Date: 2014-06-24
Type of information: Initiation of the trial
phase: 2
Announcement: initiation of the trial
Company: Karyopharm Therapeutics (USA - MA)
Product: selinexor (KPT-330 - (Z)-3-(3-(3,5-bis(trifluoromethyl)phenyl)-1H-1,2,4-triazol-1-yl)-N'-(pyrazin-2-yl)acrylohydrazide)
Action
mechanism: selective inhibitor of nuclear export/nucleoside analogue. Selinexor (KPT-330) is a first-in-class, oral Selective Inhibitor of Nuclear Export (SINE) compound. Selinexor functions by binding to the nuclear export protein XPO1 (also called CRM1), leading to the accumulation of tumor suppressor proteins in the cell nucleus, which subsequently reinitiates and amplifies their tumor suppressor function. This is believed to lead to the selective induction of apoptosis in cancer cells, while largely sparing normal cells. To date, over 300 patients have been treated with Selinexor in Phase 1 and Phase 2 clinical trials in advanced hematologic malignancies and solid tumors. Additional Phase 1 and Phase 2 studies are ongoing or currently planned and three registration-directed clinical trials in hematological indications are expected to begin enrollment during 2014.
Disease: acute myeloid leukemia (AML)
Therapeutic area: Cancer - Oncology
Country: Canada, Denmark, Germany, Israel, Netherlands, Spain, UK, USA
Trial
details: The Selinexor in Older Patients with Relapsed/Refractory AML (SOPRA) study is a randomized trial of selinexor versus physician's choice, and will be conducted at approximately 40 sites worldwide including sites in the United States, Canada, Europe and Israel. Patients age ? 60 years with relapsed/refractory AML of any type except for AML M3, after one prior therapy only, who have never undergone and who are not currently eligible for stem cell transplantation and are currently deemed unfit for intensive chemotherapy.
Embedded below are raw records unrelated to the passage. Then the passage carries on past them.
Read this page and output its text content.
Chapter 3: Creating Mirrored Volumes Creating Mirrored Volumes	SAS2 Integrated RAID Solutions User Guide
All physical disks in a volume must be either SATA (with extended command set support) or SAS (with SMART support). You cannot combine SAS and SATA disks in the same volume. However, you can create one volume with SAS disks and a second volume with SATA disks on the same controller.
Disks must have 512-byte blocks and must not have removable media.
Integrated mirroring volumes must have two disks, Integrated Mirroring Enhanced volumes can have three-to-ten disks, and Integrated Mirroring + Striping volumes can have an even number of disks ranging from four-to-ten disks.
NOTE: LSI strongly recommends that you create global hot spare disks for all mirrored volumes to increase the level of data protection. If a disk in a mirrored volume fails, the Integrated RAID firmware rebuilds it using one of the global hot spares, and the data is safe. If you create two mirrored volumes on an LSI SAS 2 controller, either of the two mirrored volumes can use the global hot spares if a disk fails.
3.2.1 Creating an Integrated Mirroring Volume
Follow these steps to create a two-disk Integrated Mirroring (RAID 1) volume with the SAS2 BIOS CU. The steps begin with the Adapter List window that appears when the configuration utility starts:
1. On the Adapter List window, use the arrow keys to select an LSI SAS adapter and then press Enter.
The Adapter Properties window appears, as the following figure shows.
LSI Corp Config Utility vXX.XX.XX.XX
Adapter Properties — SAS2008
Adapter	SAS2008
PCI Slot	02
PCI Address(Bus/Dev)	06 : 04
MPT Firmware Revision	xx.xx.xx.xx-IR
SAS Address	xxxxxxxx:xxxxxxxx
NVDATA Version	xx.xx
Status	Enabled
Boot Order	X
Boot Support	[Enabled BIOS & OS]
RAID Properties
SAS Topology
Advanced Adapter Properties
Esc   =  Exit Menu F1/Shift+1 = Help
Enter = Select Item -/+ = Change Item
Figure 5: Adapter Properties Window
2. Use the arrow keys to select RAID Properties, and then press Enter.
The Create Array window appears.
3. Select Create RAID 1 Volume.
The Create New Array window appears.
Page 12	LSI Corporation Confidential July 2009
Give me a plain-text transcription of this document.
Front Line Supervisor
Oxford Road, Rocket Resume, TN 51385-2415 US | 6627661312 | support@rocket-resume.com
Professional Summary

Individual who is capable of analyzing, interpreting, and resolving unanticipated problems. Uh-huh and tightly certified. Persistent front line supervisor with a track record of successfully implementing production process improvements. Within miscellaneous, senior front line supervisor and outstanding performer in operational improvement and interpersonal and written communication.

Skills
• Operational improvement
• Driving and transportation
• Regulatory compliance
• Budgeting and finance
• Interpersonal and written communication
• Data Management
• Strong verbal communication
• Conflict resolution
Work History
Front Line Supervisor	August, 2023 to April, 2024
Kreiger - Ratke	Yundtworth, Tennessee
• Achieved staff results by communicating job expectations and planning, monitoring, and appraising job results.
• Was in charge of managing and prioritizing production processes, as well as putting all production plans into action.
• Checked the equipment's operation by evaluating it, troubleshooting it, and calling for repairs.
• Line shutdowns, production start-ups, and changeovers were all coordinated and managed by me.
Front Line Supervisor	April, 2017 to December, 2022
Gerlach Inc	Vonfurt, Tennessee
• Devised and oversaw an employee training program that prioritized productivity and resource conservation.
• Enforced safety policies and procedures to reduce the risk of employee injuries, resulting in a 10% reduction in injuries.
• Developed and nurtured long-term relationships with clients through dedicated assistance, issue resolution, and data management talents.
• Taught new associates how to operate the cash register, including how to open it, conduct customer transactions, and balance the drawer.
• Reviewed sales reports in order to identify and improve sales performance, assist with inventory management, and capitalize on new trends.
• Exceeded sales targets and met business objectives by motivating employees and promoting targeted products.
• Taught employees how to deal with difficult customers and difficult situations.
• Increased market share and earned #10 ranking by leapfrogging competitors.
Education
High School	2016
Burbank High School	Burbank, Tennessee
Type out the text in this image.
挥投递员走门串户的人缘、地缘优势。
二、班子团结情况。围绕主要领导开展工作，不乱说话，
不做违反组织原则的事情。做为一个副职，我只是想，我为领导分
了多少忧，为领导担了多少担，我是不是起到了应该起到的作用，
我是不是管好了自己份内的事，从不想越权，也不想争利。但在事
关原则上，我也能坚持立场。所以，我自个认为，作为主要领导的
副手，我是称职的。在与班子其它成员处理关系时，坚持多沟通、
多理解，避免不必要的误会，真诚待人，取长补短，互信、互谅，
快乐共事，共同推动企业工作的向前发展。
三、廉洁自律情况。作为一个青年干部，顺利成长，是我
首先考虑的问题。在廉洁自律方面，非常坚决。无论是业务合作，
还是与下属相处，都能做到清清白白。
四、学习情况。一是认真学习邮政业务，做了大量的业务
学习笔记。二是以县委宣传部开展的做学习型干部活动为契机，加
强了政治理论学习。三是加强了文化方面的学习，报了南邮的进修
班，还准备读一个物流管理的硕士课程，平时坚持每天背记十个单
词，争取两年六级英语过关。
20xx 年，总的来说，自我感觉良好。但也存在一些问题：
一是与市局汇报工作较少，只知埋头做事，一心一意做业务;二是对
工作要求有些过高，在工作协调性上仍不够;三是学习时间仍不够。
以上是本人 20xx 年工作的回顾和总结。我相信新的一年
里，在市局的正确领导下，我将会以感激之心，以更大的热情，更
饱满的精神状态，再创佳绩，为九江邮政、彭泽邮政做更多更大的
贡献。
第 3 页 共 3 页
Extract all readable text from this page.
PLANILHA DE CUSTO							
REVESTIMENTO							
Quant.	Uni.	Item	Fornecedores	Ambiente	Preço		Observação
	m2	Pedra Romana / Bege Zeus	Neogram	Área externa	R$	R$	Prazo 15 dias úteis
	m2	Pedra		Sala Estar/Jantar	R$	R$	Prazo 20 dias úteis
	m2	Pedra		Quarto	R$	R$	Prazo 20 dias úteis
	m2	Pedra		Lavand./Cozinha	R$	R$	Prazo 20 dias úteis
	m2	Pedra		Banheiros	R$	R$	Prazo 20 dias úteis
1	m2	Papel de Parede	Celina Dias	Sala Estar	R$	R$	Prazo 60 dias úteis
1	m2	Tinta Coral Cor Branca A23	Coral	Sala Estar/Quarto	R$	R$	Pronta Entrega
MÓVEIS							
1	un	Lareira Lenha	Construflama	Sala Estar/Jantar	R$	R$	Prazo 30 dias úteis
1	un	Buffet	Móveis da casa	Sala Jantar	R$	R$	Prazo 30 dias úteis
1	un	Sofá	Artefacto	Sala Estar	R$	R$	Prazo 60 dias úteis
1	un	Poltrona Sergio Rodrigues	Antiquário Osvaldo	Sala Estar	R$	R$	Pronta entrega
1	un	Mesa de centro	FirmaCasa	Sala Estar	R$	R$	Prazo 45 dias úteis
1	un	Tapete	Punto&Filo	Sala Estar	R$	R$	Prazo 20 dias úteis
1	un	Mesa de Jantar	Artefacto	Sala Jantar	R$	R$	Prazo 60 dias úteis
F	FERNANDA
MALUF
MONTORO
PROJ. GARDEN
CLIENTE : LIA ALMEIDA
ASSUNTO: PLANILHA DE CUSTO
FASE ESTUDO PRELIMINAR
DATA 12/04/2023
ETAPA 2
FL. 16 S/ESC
In SOPRA, 150 patients with AML which has relapsed after, or was refractory to, first line therapy will be randomized in a 2:1 fashion to Selinexor provided orally twice per week at a dose of 55mg/m2 versus one of four physician choices. Physician choices include best supportive care (BSC) alone, or BSC plus either azacytidine (Vidaza), decitabine (Dacogen), or low dose cytosine arabinoside (LD-AraC). Overall survival is the primary endpoint. SOPRA was designed based on data from the ongoing Phase 1 study of Selinexor in patients with advanced hematologic malignancies, including AML. SOPRA is expected to take approximately two years to complete. (NCT02088541)
Latest
news: * On June 24, 2014, Karyopharm Therapeutics announced the initiation of its Phase 2 study of selinexor (KPT-330) in patients 60 years of age or older with relapsed or refractory acute myeloid leukemia (AML) who are ineligible for intensive chemotherapy and/or transplantation.